Now for our editing hour. Here are a few basics:
For beginning writers setting out write a short story, novel or memoir, there are quite a few enduring writing rules that can transform a mediocre piece of work into one that’s readable—in other words, a piece of crap into something kinda good. Here are just a few:
1. Avoid repetition. Don’t tell me the same thing over and over in different ways. Cut the fat. Pare the story down to the essentials.
2. Show don’t tell. We’ve all heard this a million times, but it still holds true. And part of the ability to do this is knowing how to differentiate between scene and summary. It sounds easy, but I realized that after 2.5 in an MFA program that I still didn’t know the difference. I was on the second draft of my memoir, writing what I thought was “scene,” full of detailed descriptions and even some dialogue, but prefacing it with “During winters we used to …” or some such phrase. It was all summary, and I didn’t know it. Drat! I had to rewrite it all.

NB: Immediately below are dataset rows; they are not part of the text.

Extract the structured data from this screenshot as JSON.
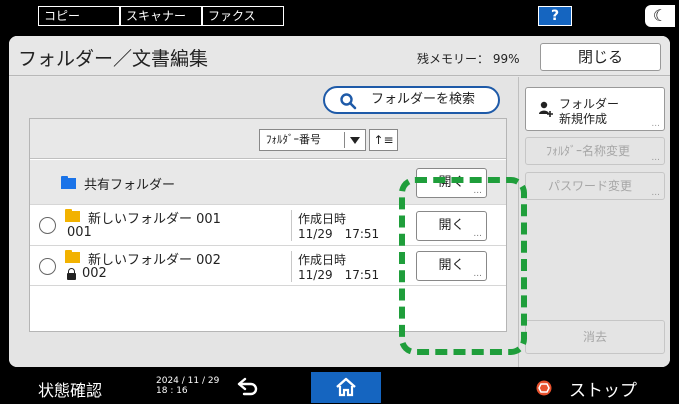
{
  "topbar": {
    "tabs": [
      {
        "label": "コピー"
      },
      {
        "label": "スキャナー"
      },
      {
        "label": "ファクス"
      }
    ],
    "help_label": "?",
    "moon_label": "☾"
  },
  "header": {
    "title": "フォルダー／文書編集",
    "memory_label": "残メモリー： 99%",
    "close_label": "閉じる"
  },
  "search": {
    "label": "フォルダーを検索"
  },
  "sort": {
    "selected": "ﾌｫﾙﾀﾞｰ番号",
    "order_label": "↑≡"
  },
  "list": {
    "shared_folder": {
      "name": "共有フォルダー",
      "open_label": "開く"
    },
    "rows": [
      {
        "name": "新しいフォルダー 001",
        "number": "001",
        "date_label": "作成日時",
        "date_value": "11/29　17:51",
        "open_label": "開く",
        "locked": false
      },
      {
        "name": "新しいフォルダー 002",
        "number": "002",
        "date_label": "作成日時",
        "date_value": "11/29　17:51",
        "open_label": "開く",
        "locked": true
      }
    ],
    "more_dots": "..."
  },
  "side": {
    "new_folder_line1": "フォルダー",
    "new_folder_line2": "新規作成",
    "rename_label": "ﾌｫﾙﾀﾞｰ名称変更",
    "password_label": "パスワード変更",
    "delete_label": "消去",
    "more_dots": "..."
  },
  "bottombar": {
    "status_label": "状態確認",
    "date": "2024 / 11 / 29",
    "time": "18 : 16",
    "stop_label": "ストップ"
  },
  "colors": {
    "highlight": "#1f9e3b",
    "home": "#1565c0",
    "folder_shared": "#1a73e8",
    "folder": "#f2b200",
    "stop": "#e8522e"
  }
}
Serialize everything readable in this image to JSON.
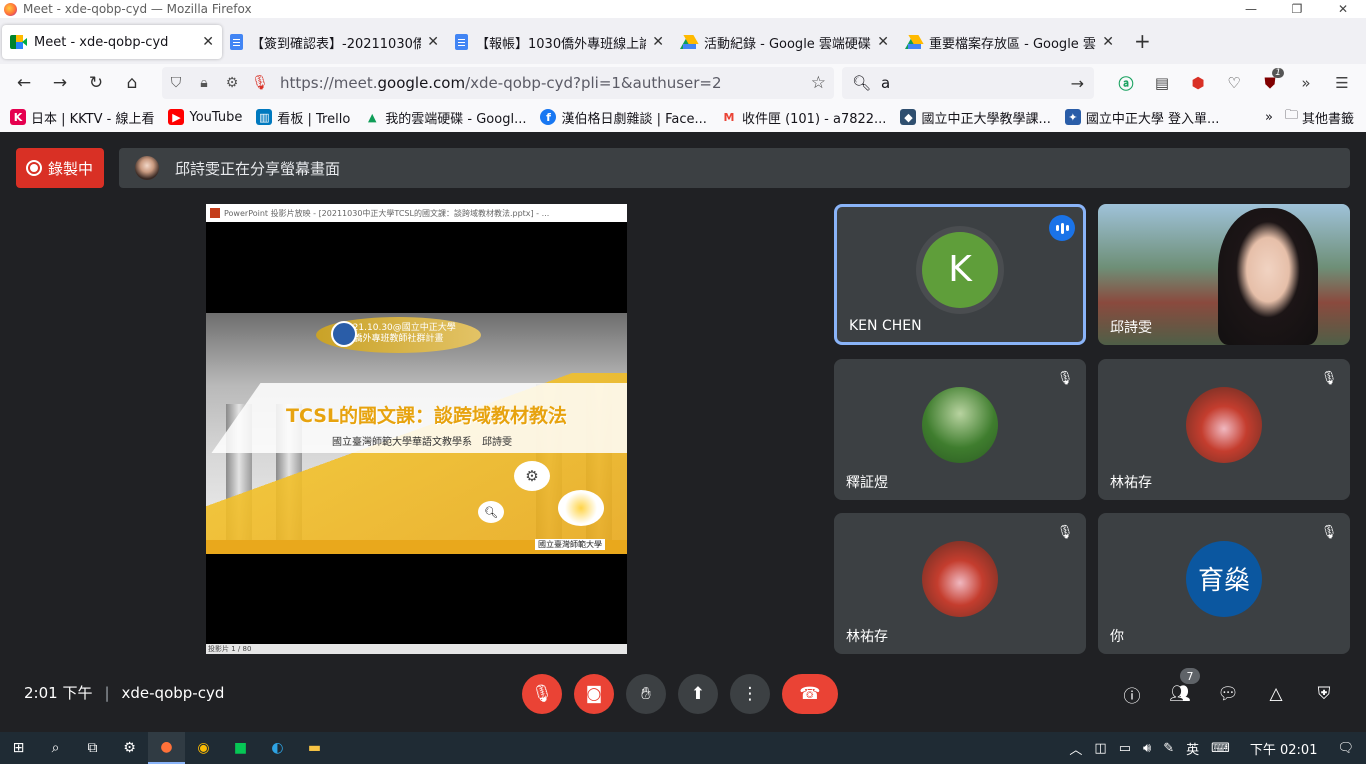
{
  "window": {
    "title": "Meet - xde-qobp-cyd — Mozilla Firefox"
  },
  "tabs": [
    {
      "label": "Meet - xde-qobp-cyd",
      "icon": "meet-icon",
      "active": true
    },
    {
      "label": "【簽到確認表】-20211030僑外",
      "icon": "docs-icon"
    },
    {
      "label": "【報帳】1030僑外專班線上論壇",
      "icon": "docs-icon"
    },
    {
      "label": "活動紀錄 - Google 雲端硬碟",
      "icon": "drive-icon"
    },
    {
      "label": "重要檔案存放區 - Google 雲端硬",
      "icon": "drive-icon"
    }
  ],
  "address": {
    "url_prefix": "https://meet.",
    "url_host": "google.com",
    "url_path": "/xde-qobp-cyd?pli=1&authuser=2"
  },
  "search": {
    "value": "a"
  },
  "bookmarks": [
    {
      "label": "日本 | KKTV - 線上看",
      "icon": "K",
      "color": "#e5004f"
    },
    {
      "label": "YouTube",
      "icon": "▶",
      "color": "#ff0000"
    },
    {
      "label": "看板 | Trello",
      "icon": "▥",
      "color": "#0079bf"
    },
    {
      "label": "我的雲端硬碟 - Googl...",
      "icon": "▲",
      "color": "#0f9d58"
    },
    {
      "label": "漢伯格日劇雜談 | Face...",
      "icon": "f",
      "color": "#1877f2"
    },
    {
      "label": "收件匣 (101) - a7822...",
      "icon": "M",
      "color": "#ea4335"
    },
    {
      "label": "國立中正大學教學課...",
      "icon": "◆",
      "color": "#2f4f6f"
    },
    {
      "label": "國立中正大學 登入單...",
      "icon": "✦",
      "color": "#2a5da8"
    }
  ],
  "bookmarks_other": "其他書籤",
  "meet": {
    "recording_label": "錄製中",
    "share_banner": "邱詩雯正在分享螢幕畫面",
    "ppt_window_title": "PowerPoint 投影片放映 - [20211030中正大學TCSL的國文課：談跨域教材教法.pptx] - ...",
    "slide": {
      "date_line": "2021.10.30@國立中正大學",
      "event_line": "僑外專班教師社群計畫",
      "title": "TCSL的國文課：談跨域教材教法",
      "subtitle": "國立臺灣師範大學華語文教學系　邱詩雯",
      "footer_logo": "國立臺灣師範大學",
      "status": "投影片 1 / 80"
    },
    "participants": [
      {
        "name": "KEN CHEN",
        "initial": "K",
        "color": "#5f9e3a",
        "speaking": true,
        "muted": false
      },
      {
        "name": "邱詩雯",
        "initial": "",
        "color": "#7b8f6d",
        "speaking": false,
        "muted": false,
        "video": true
      },
      {
        "name": "釋証煜",
        "initial": "",
        "color": "#4f7a3b",
        "speaking": false,
        "muted": true
      },
      {
        "name": "林祐存",
        "initial": "",
        "color": "#b44a3a",
        "speaking": false,
        "muted": true
      },
      {
        "name": "林祐存",
        "initial": "",
        "color": "#b44a3a",
        "speaking": false,
        "muted": true
      },
      {
        "name": "你",
        "initial": "育燊",
        "color": "#0b57a0",
        "speaking": false,
        "muted": true
      }
    ],
    "time": "2:01 下午",
    "meeting_code": "xde-qobp-cyd",
    "people_count": "7"
  },
  "taskbar": {
    "language": "英",
    "clock": "下午 02:01"
  }
}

3. Avoid adverbs (especially in attributions) like, “He said poignantly” or “She said plaintively.” The rule with attributions is most people don’t even read them, so a simple, “He said” or “She said” is usually better than “He declared” or “She whinnied.” (Can a woman whinny?)

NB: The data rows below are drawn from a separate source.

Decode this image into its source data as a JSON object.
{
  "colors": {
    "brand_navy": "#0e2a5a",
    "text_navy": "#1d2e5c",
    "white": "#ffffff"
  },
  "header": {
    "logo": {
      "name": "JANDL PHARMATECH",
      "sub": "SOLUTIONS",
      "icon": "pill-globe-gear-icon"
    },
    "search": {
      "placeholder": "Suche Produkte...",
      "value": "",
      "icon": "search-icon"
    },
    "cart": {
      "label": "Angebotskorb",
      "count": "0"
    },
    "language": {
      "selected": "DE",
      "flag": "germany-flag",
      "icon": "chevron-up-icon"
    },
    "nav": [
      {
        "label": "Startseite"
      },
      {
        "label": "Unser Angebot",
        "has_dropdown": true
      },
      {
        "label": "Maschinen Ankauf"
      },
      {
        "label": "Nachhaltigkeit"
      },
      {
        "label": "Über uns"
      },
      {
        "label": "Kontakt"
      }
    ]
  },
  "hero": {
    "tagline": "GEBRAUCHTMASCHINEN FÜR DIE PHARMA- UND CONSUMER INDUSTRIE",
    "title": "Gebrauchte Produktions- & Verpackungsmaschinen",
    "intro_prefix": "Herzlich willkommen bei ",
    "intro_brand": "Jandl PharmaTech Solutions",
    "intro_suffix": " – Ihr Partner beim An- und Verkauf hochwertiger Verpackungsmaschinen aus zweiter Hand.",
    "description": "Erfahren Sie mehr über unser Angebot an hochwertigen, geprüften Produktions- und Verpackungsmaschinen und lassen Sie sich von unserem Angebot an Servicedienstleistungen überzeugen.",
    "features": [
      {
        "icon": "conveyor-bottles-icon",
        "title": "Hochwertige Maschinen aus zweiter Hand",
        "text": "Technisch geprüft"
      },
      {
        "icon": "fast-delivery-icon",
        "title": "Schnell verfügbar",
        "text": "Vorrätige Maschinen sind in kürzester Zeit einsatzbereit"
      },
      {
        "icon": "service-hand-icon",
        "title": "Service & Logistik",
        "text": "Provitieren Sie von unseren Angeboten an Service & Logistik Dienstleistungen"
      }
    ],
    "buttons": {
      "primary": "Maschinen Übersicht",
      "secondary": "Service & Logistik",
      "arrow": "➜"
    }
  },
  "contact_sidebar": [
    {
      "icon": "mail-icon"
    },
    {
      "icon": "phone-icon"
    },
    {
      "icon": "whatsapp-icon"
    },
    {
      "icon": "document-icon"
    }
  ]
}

4. Don’t use an odd word more than once in a book (if you can avoid it). Some writers LOVE certain words and they use them every chance they get and, if it’s an odd word, or a big word, a GRE word, it will really distract the reader from the story. When I review books, I find at least one word that is overused in almost every book I read. I may be a great book, and I’ll give it a good review regardless, but I want so much to phone the writer and say, “Delete the second (and third, and fourth) use of that word!” One example I came across recently: rueful. In this book, everything was rueful or said ruefully (even worse with the adverb!). Rueful’s a great word, but not when it’s overused. And this goes for phrases, too. After rereading my own book for the 80thousandth time, I realized that I had used the phrase, “I forced a smile” or variations thereof, five or six times. I deleted all but one or two.

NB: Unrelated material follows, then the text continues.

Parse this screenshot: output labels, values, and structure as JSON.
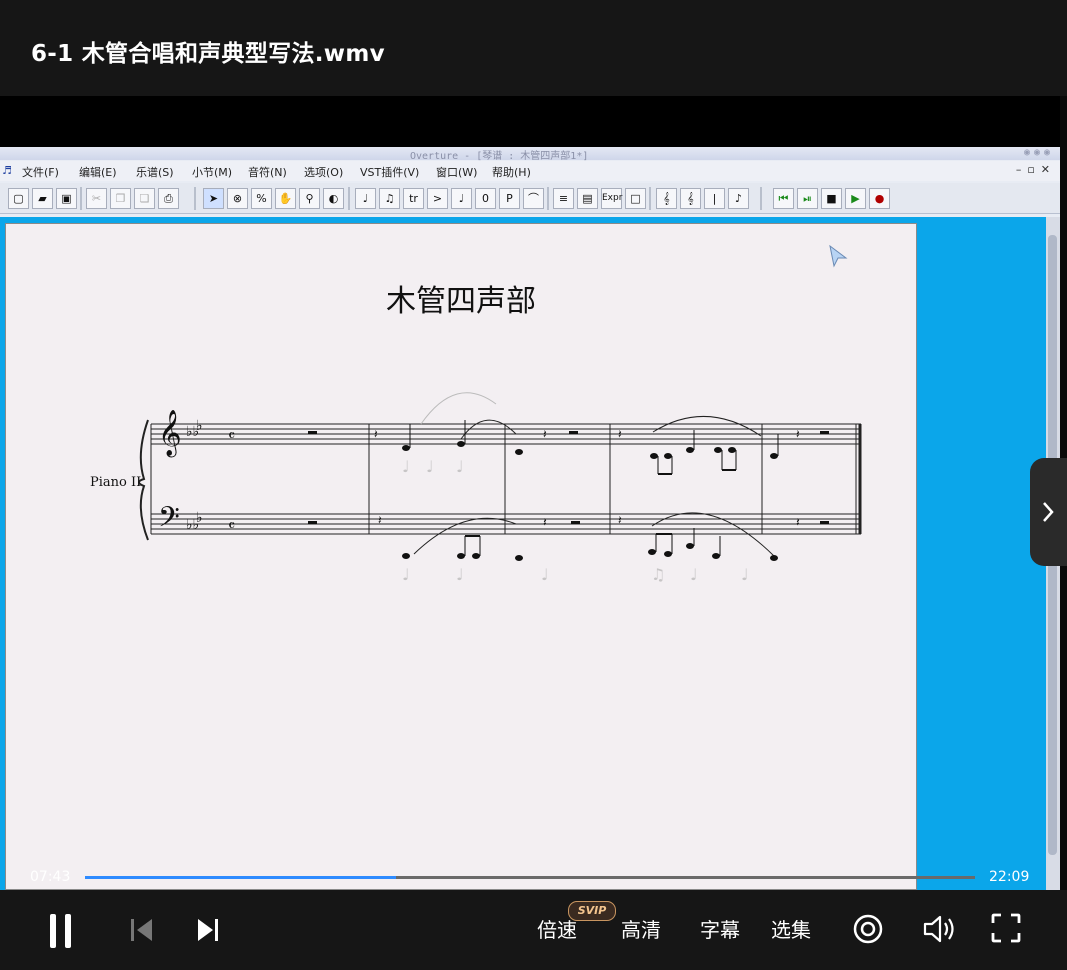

5. Don’t write “on the nose”—for example, don’t use dialogue to tell us a character’s entire backstory. But don’t use dialogue to repeat something we already know, either.
6. Significant details—don’t throw in details just for the sake of adding description. Unless you’re just setting up the scene, use details to tell us something about the character. For example, if a pissed off character is looking at a shadow on the wall, she’ll probably see something sinister in that shadow, or describe it in a sinister way. A character in love for the first time will describe that shadow very differently. Use every detail as an opportunity to reveal something about your characters. One of my writing professors at Mills College, quoting one of her writing professors at Iowa, said that every line of a book should have three reasons for existing. If you can’t think of at least two, you’re in trouble.
7. More tips during our next Editing Hour. Meanwhile, remember that reading about the craft of writing is no substitute for gluing your butt to the chair and WRITING. Now go write.